Тихо, тихо. Не торопясь. Тишком-нишком. Бочком. Осторожно, не поскользнись. У висков, у этих коротко остриженных, неузнаваемых висков, под маленькими, словно светящимися изнутри ушами, кровь уже подернулась тонкой пленкой. Аккуратная, похожая на звезду родинка на подбородке, розоватые веки. Арлекинские ромбы, напившись крови, утратили свою гипнотическую яркость.
– Она стригла волосы, и бросала их на пол... было жутко. А потом я взял этот ее камень, просто посмотреть. А она в зеркало увидела и стала выкрикивать дикие вещи... обо мне и вообще.
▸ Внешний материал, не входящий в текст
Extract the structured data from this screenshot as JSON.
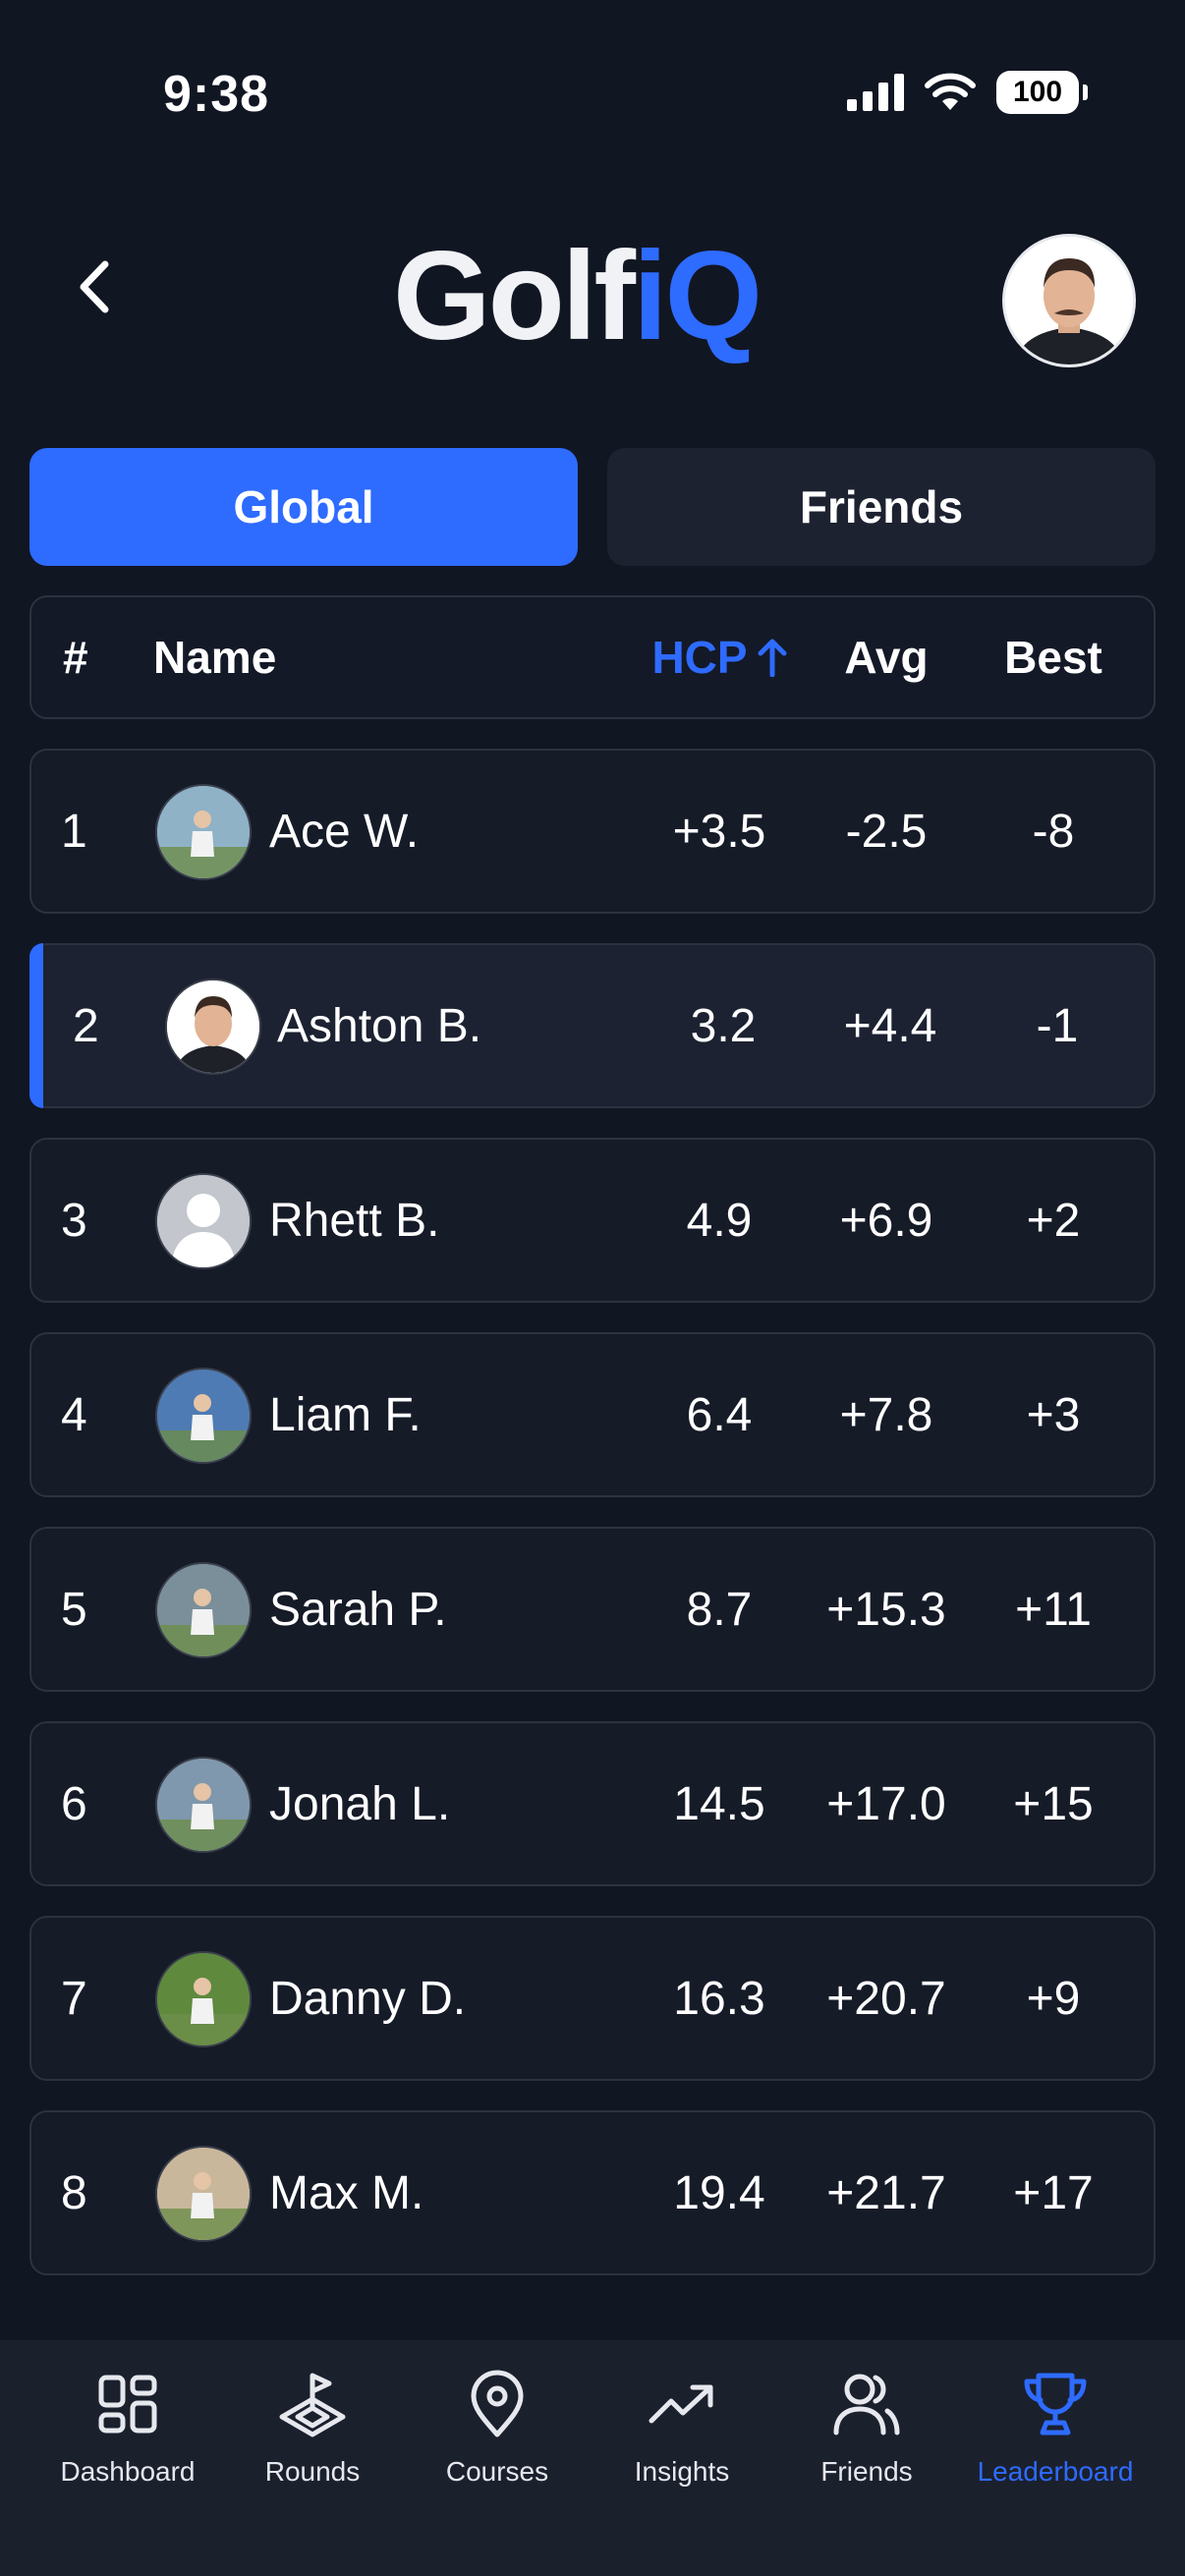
{
  "status": {
    "time": "9:38",
    "battery": "100"
  },
  "header": {
    "logo_part1": "Golf",
    "logo_part2": "iQ",
    "back_icon": "chevron-left-icon",
    "avatar_icon": "user-avatar"
  },
  "tabs": [
    {
      "label": "Global",
      "active": true
    },
    {
      "label": "Friends",
      "active": false
    }
  ],
  "table": {
    "headers": {
      "rank": "#",
      "name": "Name",
      "hcp": "HCP",
      "avg": "Avg",
      "best": "Best"
    },
    "sort_icon": "arrow-up-icon",
    "rows": [
      {
        "rank": "1",
        "name": "Ace W.",
        "hcp": "+3.5",
        "avg": "-2.5",
        "best": "-8",
        "avatar_color": "#8fb2c7",
        "avatar_icon": "golfer-photo"
      },
      {
        "rank": "2",
        "name": "Ashton B.",
        "hcp": "3.2",
        "avg": "+4.4",
        "best": "-1",
        "avatar_color": "#ffffff",
        "avatar_icon": "person-photo"
      },
      {
        "rank": "3",
        "name": "Rhett B.",
        "hcp": "4.9",
        "avg": "+6.9",
        "best": "+2",
        "avatar_color": "#bfc2c9",
        "avatar_icon": "default-user-icon"
      },
      {
        "rank": "4",
        "name": "Liam F.",
        "hcp": "6.4",
        "avg": "+7.8",
        "best": "+3",
        "avatar_color": "#4e7bb3",
        "avatar_icon": "golfer-photo"
      },
      {
        "rank": "5",
        "name": "Sarah P.",
        "hcp": "8.7",
        "avg": "+15.3",
        "best": "+11",
        "avatar_color": "#7a8f9a",
        "avatar_icon": "golfer-photo"
      },
      {
        "rank": "6",
        "name": "Jonah L.",
        "hcp": "14.5",
        "avg": "+17.0",
        "best": "+15",
        "avatar_color": "#7f98ad",
        "avatar_icon": "group-photo"
      },
      {
        "rank": "7",
        "name": "Danny D.",
        "hcp": "16.3",
        "avg": "+20.7",
        "best": "+9",
        "avatar_color": "#5f8a3d",
        "avatar_icon": "golf-ball-photo"
      },
      {
        "rank": "8",
        "name": "Max M.",
        "hcp": "19.4",
        "avg": "+21.7",
        "best": "+17",
        "avatar_color": "#c9b79c",
        "avatar_icon": "golfer-photo"
      }
    ],
    "highlight_index": 1
  },
  "nav": [
    {
      "label": "Dashboard",
      "icon": "dashboard-icon",
      "active": false
    },
    {
      "label": "Rounds",
      "icon": "flag-green-icon",
      "active": false
    },
    {
      "label": "Courses",
      "icon": "map-pin-icon",
      "active": false
    },
    {
      "label": "Insights",
      "icon": "trend-up-icon",
      "active": false
    },
    {
      "label": "Friends",
      "icon": "friends-icon",
      "active": false
    },
    {
      "label": "Leaderboard",
      "icon": "trophy-icon",
      "active": true
    }
  ],
  "colors": {
    "background": "#111623",
    "accent": "#2e6bff",
    "card": "#161b28",
    "border": "#2d3240"
  }
}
Я растерялся, а она кинулась ко мне... я только отбивался... я не виноват... она сама упала...
Я сжал покрепче скользкие ножницы, янтарь сунул за пазуху. Червяк стоял на цыпочках и так тянулся ввысь, точно вознамерился взлететь. Костюм у него мягкий, удобный, хорошего цвета. Сам он, правда, уродлив, как никогда. Шея чересчур тонкая. С какой стороны сердце? Только бы не поскользнуться.
– Помогите мне... я не могу отсюда уйти... столько крови... ужасно... не бывает столько крови у одного человека...
– Заткнись, – выдавил я. Говорить с Червяком было невыносимо, но его блеянье сводило меня с ума.
– Помогите мне! Я не вынесу... я здесь так долго... один... эта кровь... я не могу больше... Вы поможете мне?
Я помогу, вот только решу, куда: в сердце, в живот? И как, чтобы наверняка? Как, чтобы он скрючился, вспыхнул и исчез? Чтобы не было его гнилой крови на арлекинских крыльях?